BUSSANDO
ALL'ALDILA'
"La notte è finita, che vuoi
fare: vieni di qua o resti di là?"
E' una voce senza labbra, né volto,
riempie l'aria e la testa. E io, forse, mi trovo nell'anticamera tra questo
mondo e l'altro mondo, tra il sogno e la veglia, tra il lusco e il brusco. Mi
riconosco in una situazione impossibile, che sembra vera, di ubiquità.
"Allora, deciditi, cosa vuoi
fare: di là o di qua?"
"Ma lo sai che io non comando
niente?"
"Un poco comandi, con la
volontà, che è una spinta."
"Ma tu chi sei?"
"Non senti? Sono la Voce, una
specie di commesso o, per intenderci meglio, di messaggero."
Continuo a non capire dove sono
esattamente, annaspo nell'incertezza.
"Ma se vengo di là cosa
trovo?"
"E' una scommessa, ci vengono
tutti e nessuno torna indietro."
"Chi lascia la strada vecchia
per la nuova male si trova."
"Se fai una citazione, falla
giusta, non cambiare le parole. Giacosa scrisse: chi lascia la via vecchia per
la nuova sa quel che lascia, ma non quel che trova."
Sono titubante mentre ho
l'impressione che esista solo il presente, la simultaneità.
"Devo decidere in fretta?"
"No. Perché ti trovi nella zona
del niente, dove il tempo non esiste."
"Oddio, mi impasto nel pantano
della confusione, insomma: sogno o sono sveglio, sono vivo o morto? La stanza
si muove, mi gira intorno. Tu dici: è una scommessa e io sul piatto della
bilancia ci metto tutta la mia vita, ma nell'altro piatto cosa c'è?
"L'eternità, la verità, ti
sembra niente?"
"Ne so quanto prima."
"Tu vuoi bussare alla porta del
mistero, ma non la trovi perché ci sei dentro."
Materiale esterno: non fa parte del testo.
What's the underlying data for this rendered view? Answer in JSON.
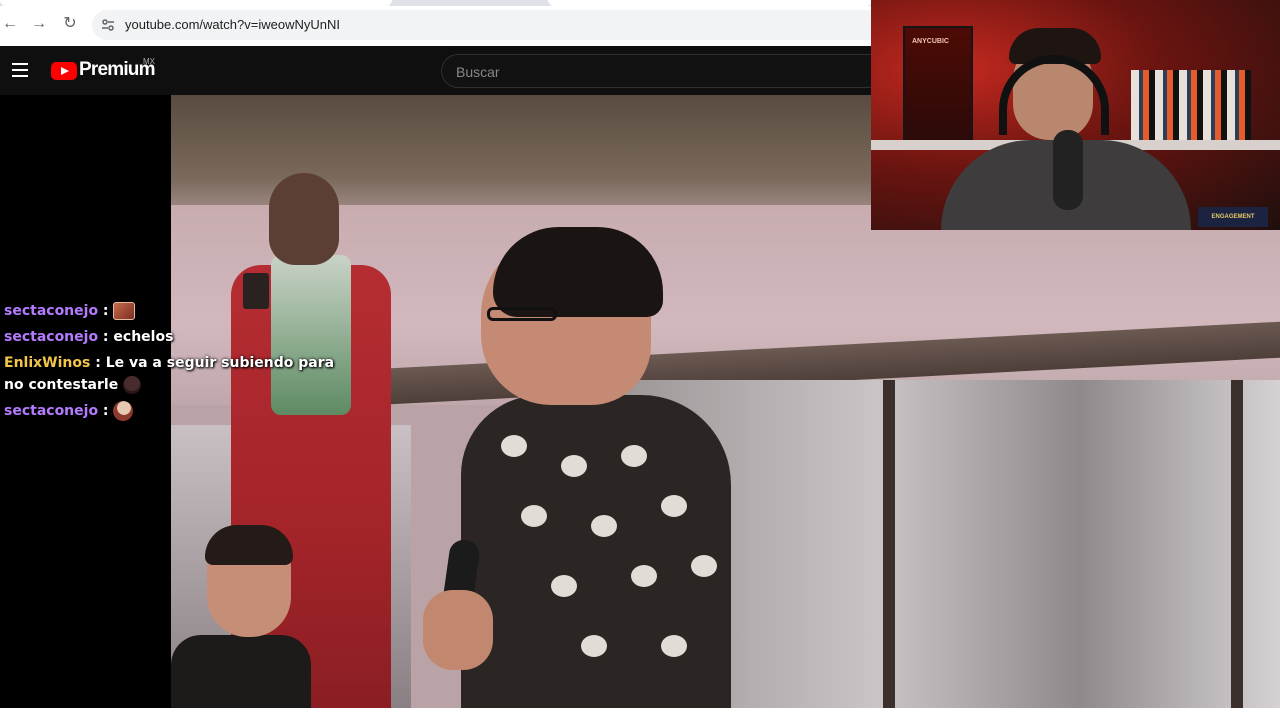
{
  "browser": {
    "url": "youtube.com/watch?v=iweowNyUnNI",
    "back_icon": "←",
    "forward_icon": "→",
    "reload_icon": "↻"
  },
  "youtube": {
    "logo_text": "Premium",
    "region": "MX",
    "search_placeholder": "Buscar"
  },
  "chat": [
    {
      "user": "sectaconejo",
      "user_color": "#b47bff",
      "text": "",
      "emote": "ticket"
    },
    {
      "user": "sectaconejo",
      "user_color": "#b47bff",
      "text": "echelos",
      "emote": ""
    },
    {
      "user": "EnlixWinos",
      "user_color": "#f3c54a",
      "text": "Le va a seguir subiendo para no contestarle",
      "emote": "head"
    },
    {
      "user": "sectaconejo",
      "user_color": "#b47bff",
      "text": "",
      "emote": "bald"
    }
  ],
  "webcam": {
    "printer_label": "ANYCUBIC",
    "book_label": "ENGAGEMENT"
  },
  "colors": {
    "yt_red": "#ff0000",
    "header_bg": "#0f0f0f"
  }
}
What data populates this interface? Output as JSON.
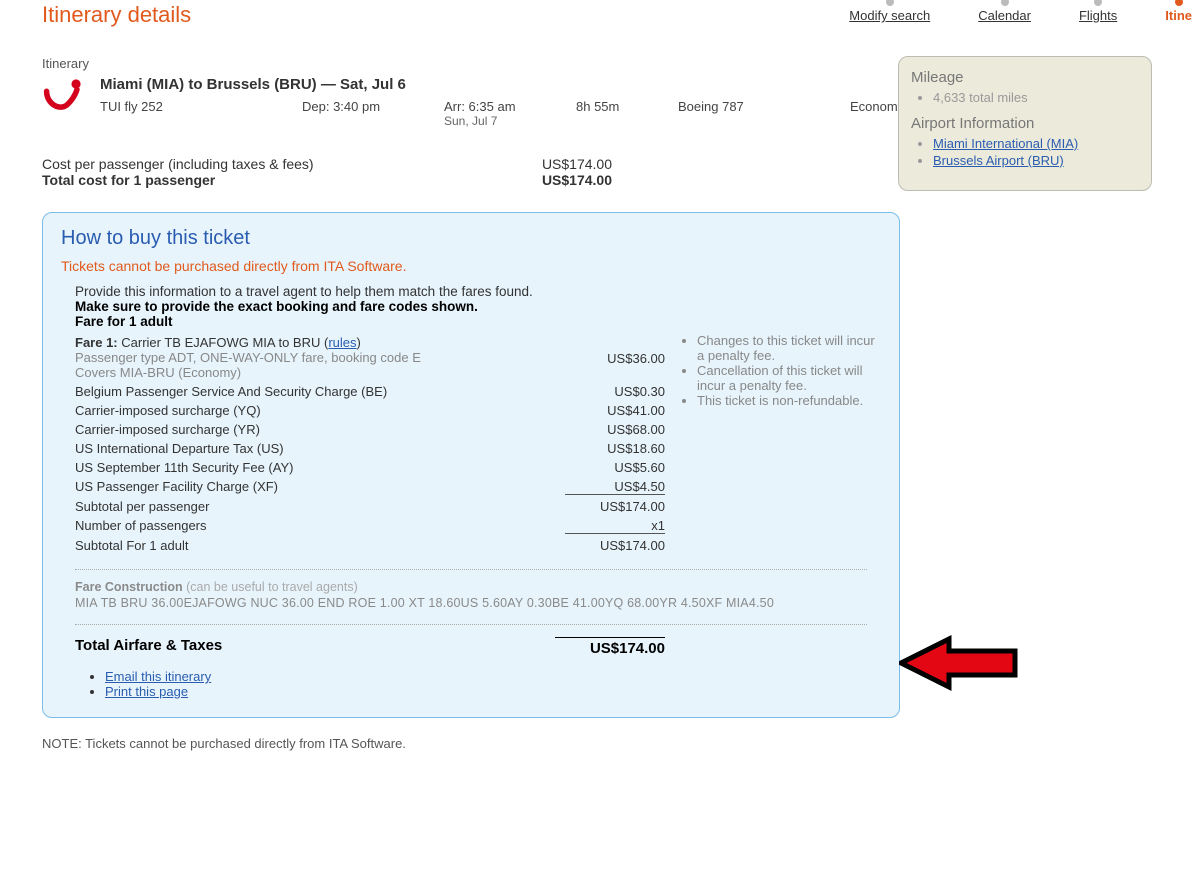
{
  "nav": {
    "modify": "Modify search",
    "calendar": "Calendar",
    "flights": "Flights",
    "itinerary": "Itine"
  },
  "title": "Itinerary details",
  "itinerary": {
    "label": "Itinerary",
    "route": "Miami (MIA) to Brussels (BRU) — Sat, Jul 6",
    "flight_no": "TUI fly 252",
    "dep": "Dep: 3:40 pm",
    "arr": "Arr: 6:35 am",
    "arr_sub": "Sun, Jul 7",
    "duration": "8h 55m",
    "equipment": "Boeing 787",
    "cabin": "Economy (E)"
  },
  "costs": {
    "per_pax_label": "Cost per passenger (including taxes & fees)",
    "per_pax_value": "US$174.00",
    "total_label": "Total cost for 1 passenger",
    "total_value": "US$174.00"
  },
  "side": {
    "mileage_title": "Mileage",
    "mileage_text": "4,633 total miles",
    "airport_title": "Airport Information",
    "airport1": "Miami International (MIA)",
    "airport2": "Brussels Airport (BRU)"
  },
  "buy": {
    "title": "How to buy this ticket",
    "warning": "Tickets cannot be purchased directly from ITA Software.",
    "instr1": "Provide this information to a travel agent to help them match the fares found.",
    "instr2": "Make sure to provide the exact booking and fare codes shown.",
    "fare_for": "Fare for 1 adult",
    "fare1_label": "Fare 1:",
    "fare1_text": " Carrier TB EJAFOWG MIA to BRU (",
    "rules": "rules",
    "fare1_close": ")",
    "fare1_sub1": "Passenger type ADT, ONE-WAY-ONLY fare, booking code E",
    "fare1_sub2": "Covers MIA-BRU (Economy)",
    "fare1_amt": "US$36.00",
    "rows": [
      {
        "desc": "Belgium Passenger Service And Security Charge (BE)",
        "amt": "US$0.30"
      },
      {
        "desc": "Carrier-imposed surcharge (YQ)",
        "amt": "US$41.00"
      },
      {
        "desc": "Carrier-imposed surcharge (YR)",
        "amt": "US$68.00"
      },
      {
        "desc": "US International Departure Tax (US)",
        "amt": "US$18.60"
      },
      {
        "desc": "US September 11th Security Fee (AY)",
        "amt": "US$5.60"
      },
      {
        "desc": "US Passenger Facility Charge (XF)",
        "amt": "US$4.50"
      }
    ],
    "subtotal_pax": {
      "desc": "Subtotal per passenger",
      "amt": "US$174.00"
    },
    "num_pax": {
      "desc": "Number of passengers",
      "amt": "x1"
    },
    "subtotal_adult": {
      "desc": "Subtotal For 1 adult",
      "amt": "US$174.00"
    },
    "rules_list": [
      "Changes to this ticket will incur a penalty fee.",
      "Cancellation of this ticket will incur a penalty fee.",
      "This ticket is non-refundable."
    ],
    "fc_title": "Fare Construction",
    "fc_note": " (can be useful to travel agents)",
    "fc_string": "MIA TB BRU 36.00EJAFOWG NUC 36.00 END ROE 1.00 XT 18.60US 5.60AY 0.30BE 41.00YQ 68.00YR 4.50XF MIA4.50",
    "total_label": "Total Airfare & Taxes",
    "total_value": "US$174.00",
    "action_email": "Email this itinerary",
    "action_print": "Print this page"
  },
  "footnote": "NOTE: Tickets cannot be purchased directly from ITA Software."
}
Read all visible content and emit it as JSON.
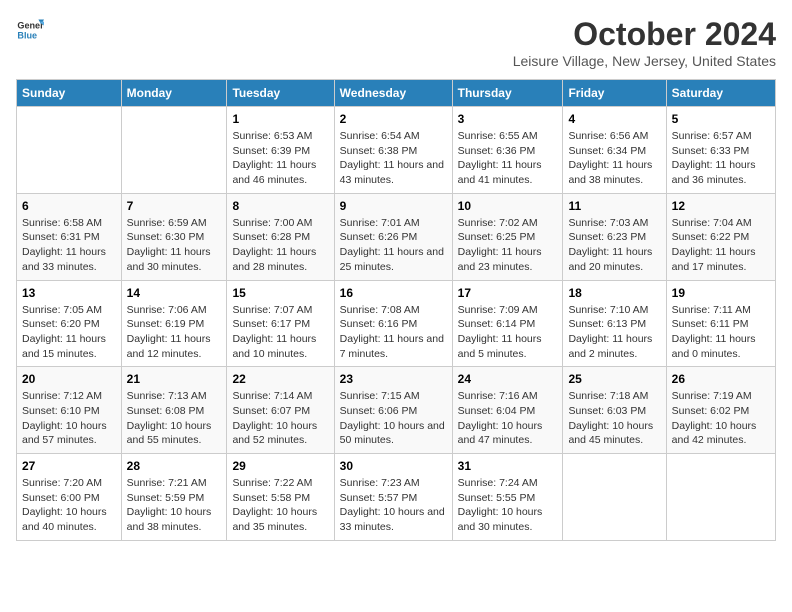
{
  "header": {
    "month": "October 2024",
    "location": "Leisure Village, New Jersey, United States",
    "logo_line1": "General",
    "logo_line2": "Blue"
  },
  "days_of_week": [
    "Sunday",
    "Monday",
    "Tuesday",
    "Wednesday",
    "Thursday",
    "Friday",
    "Saturday"
  ],
  "weeks": [
    {
      "cells": [
        {
          "day": "",
          "info": ""
        },
        {
          "day": "",
          "info": ""
        },
        {
          "day": "1",
          "info": "Sunrise: 6:53 AM\nSunset: 6:39 PM\nDaylight: 11 hours and 46 minutes."
        },
        {
          "day": "2",
          "info": "Sunrise: 6:54 AM\nSunset: 6:38 PM\nDaylight: 11 hours and 43 minutes."
        },
        {
          "day": "3",
          "info": "Sunrise: 6:55 AM\nSunset: 6:36 PM\nDaylight: 11 hours and 41 minutes."
        },
        {
          "day": "4",
          "info": "Sunrise: 6:56 AM\nSunset: 6:34 PM\nDaylight: 11 hours and 38 minutes."
        },
        {
          "day": "5",
          "info": "Sunrise: 6:57 AM\nSunset: 6:33 PM\nDaylight: 11 hours and 36 minutes."
        }
      ]
    },
    {
      "cells": [
        {
          "day": "6",
          "info": "Sunrise: 6:58 AM\nSunset: 6:31 PM\nDaylight: 11 hours and 33 minutes."
        },
        {
          "day": "7",
          "info": "Sunrise: 6:59 AM\nSunset: 6:30 PM\nDaylight: 11 hours and 30 minutes."
        },
        {
          "day": "8",
          "info": "Sunrise: 7:00 AM\nSunset: 6:28 PM\nDaylight: 11 hours and 28 minutes."
        },
        {
          "day": "9",
          "info": "Sunrise: 7:01 AM\nSunset: 6:26 PM\nDaylight: 11 hours and 25 minutes."
        },
        {
          "day": "10",
          "info": "Sunrise: 7:02 AM\nSunset: 6:25 PM\nDaylight: 11 hours and 23 minutes."
        },
        {
          "day": "11",
          "info": "Sunrise: 7:03 AM\nSunset: 6:23 PM\nDaylight: 11 hours and 20 minutes."
        },
        {
          "day": "12",
          "info": "Sunrise: 7:04 AM\nSunset: 6:22 PM\nDaylight: 11 hours and 17 minutes."
        }
      ]
    },
    {
      "cells": [
        {
          "day": "13",
          "info": "Sunrise: 7:05 AM\nSunset: 6:20 PM\nDaylight: 11 hours and 15 minutes."
        },
        {
          "day": "14",
          "info": "Sunrise: 7:06 AM\nSunset: 6:19 PM\nDaylight: 11 hours and 12 minutes."
        },
        {
          "day": "15",
          "info": "Sunrise: 7:07 AM\nSunset: 6:17 PM\nDaylight: 11 hours and 10 minutes."
        },
        {
          "day": "16",
          "info": "Sunrise: 7:08 AM\nSunset: 6:16 PM\nDaylight: 11 hours and 7 minutes."
        },
        {
          "day": "17",
          "info": "Sunrise: 7:09 AM\nSunset: 6:14 PM\nDaylight: 11 hours and 5 minutes."
        },
        {
          "day": "18",
          "info": "Sunrise: 7:10 AM\nSunset: 6:13 PM\nDaylight: 11 hours and 2 minutes."
        },
        {
          "day": "19",
          "info": "Sunrise: 7:11 AM\nSunset: 6:11 PM\nDaylight: 11 hours and 0 minutes."
        }
      ]
    },
    {
      "cells": [
        {
          "day": "20",
          "info": "Sunrise: 7:12 AM\nSunset: 6:10 PM\nDaylight: 10 hours and 57 minutes."
        },
        {
          "day": "21",
          "info": "Sunrise: 7:13 AM\nSunset: 6:08 PM\nDaylight: 10 hours and 55 minutes."
        },
        {
          "day": "22",
          "info": "Sunrise: 7:14 AM\nSunset: 6:07 PM\nDaylight: 10 hours and 52 minutes."
        },
        {
          "day": "23",
          "info": "Sunrise: 7:15 AM\nSunset: 6:06 PM\nDaylight: 10 hours and 50 minutes."
        },
        {
          "day": "24",
          "info": "Sunrise: 7:16 AM\nSunset: 6:04 PM\nDaylight: 10 hours and 47 minutes."
        },
        {
          "day": "25",
          "info": "Sunrise: 7:18 AM\nSunset: 6:03 PM\nDaylight: 10 hours and 45 minutes."
        },
        {
          "day": "26",
          "info": "Sunrise: 7:19 AM\nSunset: 6:02 PM\nDaylight: 10 hours and 42 minutes."
        }
      ]
    },
    {
      "cells": [
        {
          "day": "27",
          "info": "Sunrise: 7:20 AM\nSunset: 6:00 PM\nDaylight: 10 hours and 40 minutes."
        },
        {
          "day": "28",
          "info": "Sunrise: 7:21 AM\nSunset: 5:59 PM\nDaylight: 10 hours and 38 minutes."
        },
        {
          "day": "29",
          "info": "Sunrise: 7:22 AM\nSunset: 5:58 PM\nDaylight: 10 hours and 35 minutes."
        },
        {
          "day": "30",
          "info": "Sunrise: 7:23 AM\nSunset: 5:57 PM\nDaylight: 10 hours and 33 minutes."
        },
        {
          "day": "31",
          "info": "Sunrise: 7:24 AM\nSunset: 5:55 PM\nDaylight: 10 hours and 30 minutes."
        },
        {
          "day": "",
          "info": ""
        },
        {
          "day": "",
          "info": ""
        }
      ]
    }
  ]
}
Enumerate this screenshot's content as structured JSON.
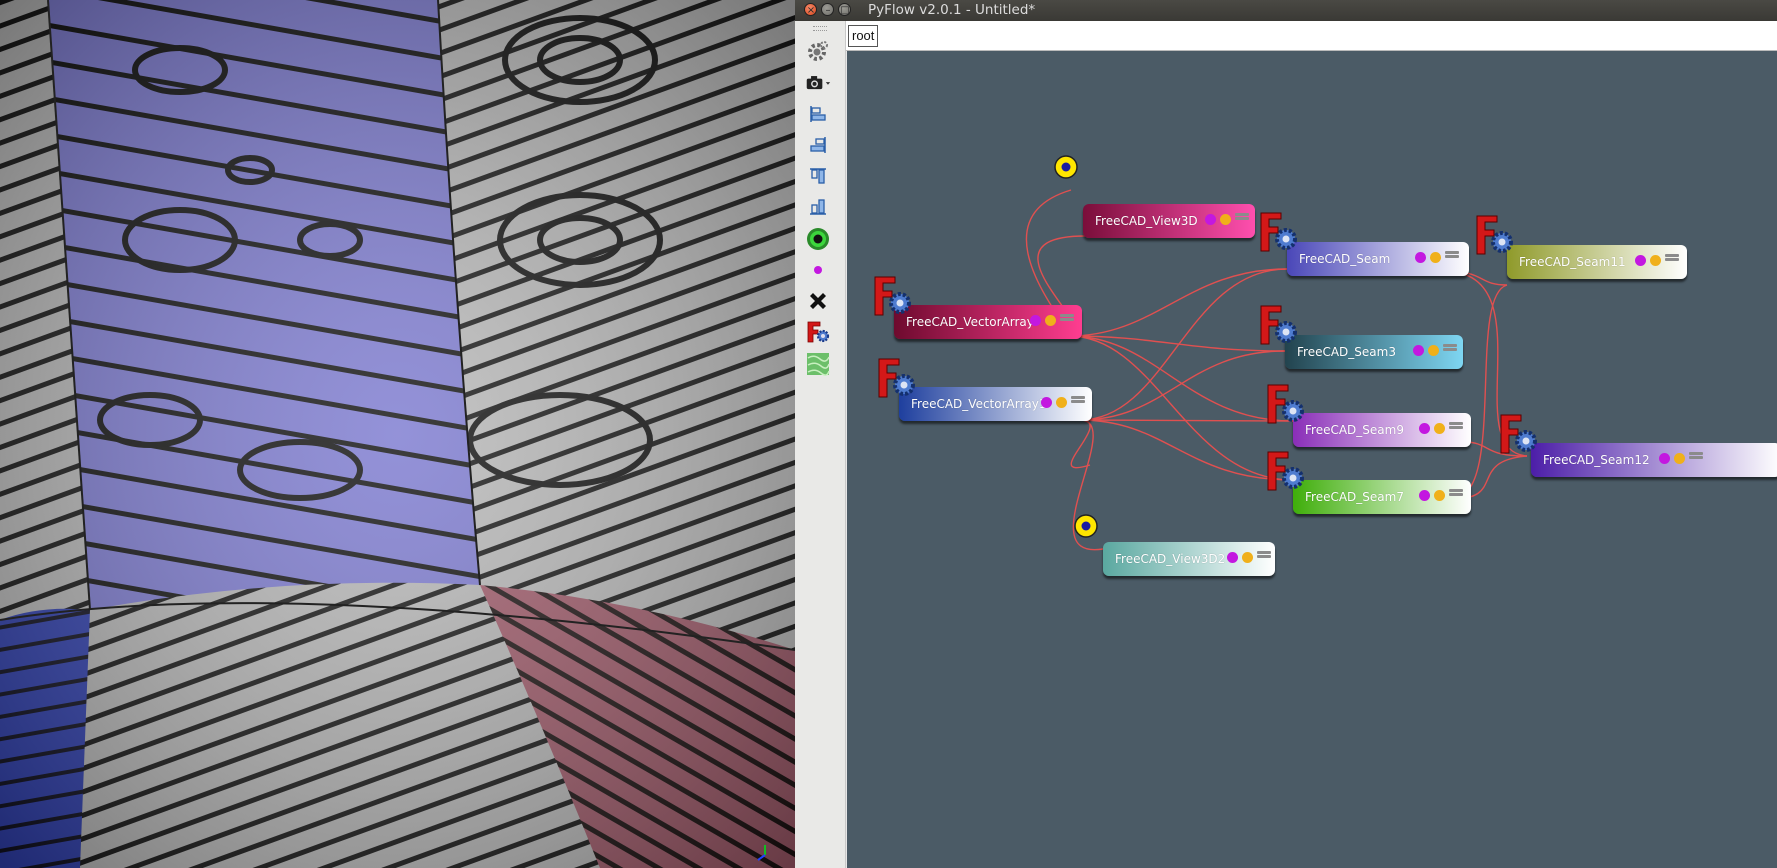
{
  "window": {
    "title": "PyFlow v2.0.1 - Untitled*",
    "close_glyph": "×",
    "min_glyph": "–",
    "max_glyph": "□"
  },
  "toolbar": {
    "items": [
      {
        "name": "settings-gear-icon"
      },
      {
        "name": "camera-icon"
      },
      {
        "name": "align-left-icon"
      },
      {
        "name": "align-right-icon"
      },
      {
        "name": "align-top-icon"
      },
      {
        "name": "align-bottom-icon"
      },
      {
        "name": "green-eye-icon"
      },
      {
        "name": "purple-dot-icon"
      },
      {
        "name": "black-cross-icon"
      },
      {
        "name": "freecad-f-icon"
      },
      {
        "name": "texture-map-icon"
      }
    ]
  },
  "breadcrumb": {
    "root": "root"
  },
  "nodes": [
    {
      "id": "view3d",
      "label": "FreeCAD_View3D",
      "color_start": "#7a0e3a",
      "color_end": "#ff4fae"
    },
    {
      "id": "seam",
      "label": "FreeCAD_Seam",
      "color_start": "#4a47b8",
      "color_end": "#ffffff"
    },
    {
      "id": "seam11",
      "label": "FreeCAD_Seam11",
      "color_start": "#8f9a2a",
      "color_end": "#ffffff"
    },
    {
      "id": "vectorarray",
      "label": "FreeCAD_VectorArray",
      "color_start": "#6e0a2e",
      "color_end": "#ff3d90"
    },
    {
      "id": "seam3",
      "label": "FreeCAD_Seam3",
      "color_start": "#22434e",
      "color_end": "#7ed6f2"
    },
    {
      "id": "vectorarray1",
      "label": "FreeCAD_VectorArray1",
      "color_start": "#1e3f9e",
      "color_end": "#ffffff"
    },
    {
      "id": "seam9",
      "label": "FreeCAD_Seam9",
      "color_start": "#8a2eb8",
      "color_end": "#ffffff"
    },
    {
      "id": "seam12",
      "label": "FreeCAD_Seam12",
      "color_start": "#4c1ea8",
      "color_end": "#ffffff"
    },
    {
      "id": "seam7",
      "label": "FreeCAD_Seam7",
      "color_start": "#3fae0a",
      "color_end": "#ffffff"
    },
    {
      "id": "view3d2",
      "label": "FreeCAD_View3D2",
      "color_start": "#5aa8a0",
      "color_end": "#ffffff"
    }
  ],
  "colors": {
    "canvas_bg": "#4b5b66",
    "wire": "#e05050",
    "reroute_fill": "#ffe600",
    "reroute_dot": "#1a1aa0"
  }
}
All'improvviso percepisco un
pedinamento sulla schiena, è il gatto che mi attraversa. Fa i comodi suoi senza
riguardo. Ho la testa intorpidita, pervasa da una nebbia densa, lenta a
diradarsi. Tiro un'occhiata all'orologio, vedo solo la lancetta lunga, mancano
dieci minuti a più tardi. Nel sereno mentale assorto, che piano piano si
afferma, mi pare di vedere, distesa, l'ombra del mio dialogo col 'messaggero'.
Ora non mi trovo più in quello spazio neutro dove non si capisce se si è vivi o
morti, sono tornato di qua, immobile, con la mente che ripensa e pensa. Mi
balza in testa che potremmo essere noi i marziani o, chiamiamoli pure, gli
alieni, noi, che, una volta passati oltre, ci trasformiamo in quei soggetti
sempre desiderosi di tornare a visitare la terra d'origine. Chi può negarlo? E'
possibile. Ricordo di avere letto che questi extraterrestri, uomini o ominidi,
sono stati avvistati. Qualcuno li ha descritti, io mi limito ad immaginarli.
Hanno occhi grandi come le civette, sono piccoli, di colore verde prossimo ai
ramarri. Non mangiano la pastasciutta, ma si alimentano di energia cosmica.
Che strano risveglio, diverso dagli
altri. Adesso vedo ambedue le lancette, l'ora è piena, sono le sette e capisco
che mi trovo dove il tempo esiste anche se non si sa cosa è. La sveglia mi
chiama, strilla isterica, ma io me la prendo con calma. Mi ondeggia nella mente
l'eco del messaggero. La sua eternità non mi fa paura, però non ho fretta
perché sono ancora pieno della voglia di sole, di vita.
Guardo verso la finestra, che mi
offre il sorriso di un altro giorno e mi appare anche la vela di un fiocco di
nuvola sospinta dalla brezza della speranza.